The National Development Bank PLC (NDB) group, a leading project lender in the country, saw its performance being negatively affected by the rising interest rates as the loan growth slowed significantly while the margins remained stubbornly lower as the low-cost fund base narrowed.
According to the interim results filed with the Colombo Stock Exchange, the banking group reported earnings of Rs.726.1 million or Rs.4.40 a share, down 42 percent on year.
The rise in net interest income (NII) was only 10.5 percent year-on-year (YoY) to Rs.2.3 billion as the interest expense rose much faster than its corresponding income as the bank responded late to the rising interest rates and waited before it re-priced its Rs.234 billion loan book, last year.

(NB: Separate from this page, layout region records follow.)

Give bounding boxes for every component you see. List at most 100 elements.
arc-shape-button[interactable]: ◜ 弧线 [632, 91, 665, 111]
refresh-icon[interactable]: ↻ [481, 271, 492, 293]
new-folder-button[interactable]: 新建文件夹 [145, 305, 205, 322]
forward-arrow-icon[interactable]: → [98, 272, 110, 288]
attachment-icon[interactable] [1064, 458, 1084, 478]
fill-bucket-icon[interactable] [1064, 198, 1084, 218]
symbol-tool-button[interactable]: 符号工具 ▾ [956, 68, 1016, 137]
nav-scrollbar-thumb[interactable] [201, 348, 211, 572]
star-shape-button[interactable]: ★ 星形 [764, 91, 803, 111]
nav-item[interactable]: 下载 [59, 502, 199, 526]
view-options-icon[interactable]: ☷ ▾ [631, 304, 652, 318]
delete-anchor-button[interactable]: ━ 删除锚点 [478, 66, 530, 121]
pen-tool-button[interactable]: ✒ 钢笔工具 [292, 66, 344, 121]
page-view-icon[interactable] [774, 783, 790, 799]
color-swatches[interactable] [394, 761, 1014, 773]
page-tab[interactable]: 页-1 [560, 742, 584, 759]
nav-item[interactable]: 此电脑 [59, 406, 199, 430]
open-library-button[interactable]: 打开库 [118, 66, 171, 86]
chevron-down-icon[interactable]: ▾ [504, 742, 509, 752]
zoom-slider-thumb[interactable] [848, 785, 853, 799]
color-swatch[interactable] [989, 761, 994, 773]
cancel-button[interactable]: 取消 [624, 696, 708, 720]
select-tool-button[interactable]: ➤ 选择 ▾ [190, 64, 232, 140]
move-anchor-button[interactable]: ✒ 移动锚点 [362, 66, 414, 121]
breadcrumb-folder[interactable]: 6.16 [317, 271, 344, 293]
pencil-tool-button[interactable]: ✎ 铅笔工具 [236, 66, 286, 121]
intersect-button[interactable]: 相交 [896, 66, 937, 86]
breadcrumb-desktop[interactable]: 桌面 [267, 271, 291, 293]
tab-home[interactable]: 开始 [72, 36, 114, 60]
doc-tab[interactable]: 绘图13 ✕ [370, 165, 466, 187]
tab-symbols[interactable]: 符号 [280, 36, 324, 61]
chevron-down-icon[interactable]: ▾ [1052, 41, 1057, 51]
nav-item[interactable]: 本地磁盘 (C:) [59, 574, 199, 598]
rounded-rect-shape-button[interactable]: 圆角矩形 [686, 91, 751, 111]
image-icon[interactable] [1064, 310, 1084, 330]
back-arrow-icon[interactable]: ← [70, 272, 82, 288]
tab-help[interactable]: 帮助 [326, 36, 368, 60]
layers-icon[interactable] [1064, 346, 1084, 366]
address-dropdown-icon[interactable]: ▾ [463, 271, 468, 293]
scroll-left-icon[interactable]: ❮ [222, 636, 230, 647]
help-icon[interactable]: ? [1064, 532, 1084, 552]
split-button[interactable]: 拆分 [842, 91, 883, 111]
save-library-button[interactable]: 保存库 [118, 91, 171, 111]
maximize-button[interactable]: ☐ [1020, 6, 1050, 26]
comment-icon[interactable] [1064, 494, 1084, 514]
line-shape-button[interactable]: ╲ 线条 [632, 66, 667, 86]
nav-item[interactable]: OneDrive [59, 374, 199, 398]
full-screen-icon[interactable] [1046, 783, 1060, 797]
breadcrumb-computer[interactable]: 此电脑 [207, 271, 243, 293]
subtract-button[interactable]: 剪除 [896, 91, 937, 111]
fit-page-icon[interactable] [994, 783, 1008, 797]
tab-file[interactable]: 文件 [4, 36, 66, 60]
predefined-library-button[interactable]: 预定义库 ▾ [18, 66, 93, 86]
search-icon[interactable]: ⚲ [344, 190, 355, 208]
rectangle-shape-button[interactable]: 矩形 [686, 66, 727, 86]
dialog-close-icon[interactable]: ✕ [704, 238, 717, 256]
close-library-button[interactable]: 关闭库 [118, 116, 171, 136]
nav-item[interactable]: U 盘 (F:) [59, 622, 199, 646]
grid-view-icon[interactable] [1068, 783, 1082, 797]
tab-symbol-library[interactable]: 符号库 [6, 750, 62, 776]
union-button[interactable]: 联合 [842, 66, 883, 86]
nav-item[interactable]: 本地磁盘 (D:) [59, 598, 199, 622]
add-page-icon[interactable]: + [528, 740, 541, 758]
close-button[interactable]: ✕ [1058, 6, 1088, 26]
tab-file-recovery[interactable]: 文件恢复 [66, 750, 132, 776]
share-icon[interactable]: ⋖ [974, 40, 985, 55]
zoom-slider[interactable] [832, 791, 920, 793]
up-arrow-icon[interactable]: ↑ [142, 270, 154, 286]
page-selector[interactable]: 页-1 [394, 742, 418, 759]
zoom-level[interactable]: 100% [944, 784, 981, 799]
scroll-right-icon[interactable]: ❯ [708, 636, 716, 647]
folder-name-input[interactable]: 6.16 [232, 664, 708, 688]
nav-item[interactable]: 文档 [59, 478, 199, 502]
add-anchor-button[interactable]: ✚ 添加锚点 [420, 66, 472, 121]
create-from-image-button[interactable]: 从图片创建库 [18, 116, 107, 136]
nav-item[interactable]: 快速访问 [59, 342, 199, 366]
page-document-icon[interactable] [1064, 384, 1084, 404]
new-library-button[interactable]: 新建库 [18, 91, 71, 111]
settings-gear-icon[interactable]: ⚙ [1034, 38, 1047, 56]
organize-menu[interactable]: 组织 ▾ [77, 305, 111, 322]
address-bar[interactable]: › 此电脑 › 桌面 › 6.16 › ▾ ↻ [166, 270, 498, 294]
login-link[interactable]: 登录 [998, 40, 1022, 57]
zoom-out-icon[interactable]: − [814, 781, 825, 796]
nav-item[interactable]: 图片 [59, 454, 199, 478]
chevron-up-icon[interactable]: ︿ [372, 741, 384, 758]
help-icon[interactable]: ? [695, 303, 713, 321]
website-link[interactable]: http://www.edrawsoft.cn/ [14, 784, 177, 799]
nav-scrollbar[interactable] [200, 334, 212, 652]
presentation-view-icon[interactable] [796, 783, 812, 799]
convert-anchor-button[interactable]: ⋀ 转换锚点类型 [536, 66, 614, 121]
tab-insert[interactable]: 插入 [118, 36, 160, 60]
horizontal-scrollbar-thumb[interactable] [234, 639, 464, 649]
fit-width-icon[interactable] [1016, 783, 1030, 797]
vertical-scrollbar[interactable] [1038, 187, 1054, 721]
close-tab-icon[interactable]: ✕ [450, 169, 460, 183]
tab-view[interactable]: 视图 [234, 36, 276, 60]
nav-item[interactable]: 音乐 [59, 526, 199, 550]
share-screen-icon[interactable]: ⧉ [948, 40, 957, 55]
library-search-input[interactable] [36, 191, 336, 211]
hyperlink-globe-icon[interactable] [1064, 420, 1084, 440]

The net fee and commission income also slid by 15 percent YoY to Rs.803.4 million, which the bank attributed to the “lesser than anticipated capital market activities during the year”.
NDB’s capital market cluster contributes a sizable share to the group. The segmental analysis showed the group’s capital market operations suffering a massive set back as its operating profits fell 45 percent to Rs.402.3 million.
Meanwhile, for the financial year ended December 31, 2016, the banking group reported earnings of Rs.16.29 a share or Rs.2.7 billion, a decline of 24 percent YoY. The bank on a standalone basis expanded its loans and receivables by a modest 8.7 percent or Rs.18.7 billion, bulk of which were driven by the infrastructure-related project lending, the bank said in an earnings release.
This makes difficult for the bank to fetch higher margins as such lending generally is disbursed at low interest rates.
The deposits grew by 10.2 percent or Rs.19 billion to Rs.203.9 billion but the low-cost deposits, current and savings account (CASA) ratio declined to 22 percent. Falling CASA is a common issue faced by the entire banking sector as the savings deposits shifted to time deposits seeking higher returns when the interest rates started to rise. The net interest margin stood at 2.64 percent, little changed from 2.63 percent a YoY, about 80 basis points less than the industry average. NDB now has a new Chief Executive Dimantha Seneviratne, who took the reins just under two months ago. Seneviratne is largely credited for turning around Pan Asia Bank, a mid-sized listed bank, before he joined NDB. Meanwhile, during the year, specific provisions on bad loans rose sharply by 96 percent to Rs.1.1 billion due to one off provisions for few customers.
Also, NDB said infusing fresh capital is a key strategic priority during 2017 to prepare for higher capital requirements under BASEL III accord and also to support growth. The bank’s Tier I and Tier II capital adequacy ratios stood at 9.31 percent and 12.95 percent, respectively. In December 2016, Standard and Poor’s downgraded NDB to ‘B’ from ‘B+’ with a Stable outlook, based on weaker capital.
The controversial primary dealer, Perpetual Treasuries, has increased the stake in NDB during 4Q16 to 7,352,180 shares or 4.45 percent of bank from 6,153,686 shares as at September 30, 2016 being the seventh largest shareholder. The government held slightly above 30 percent stake in NDB through Bank of Ceylon, the Employees’ Provident Fund and Sri Lanka Insurance Corporation.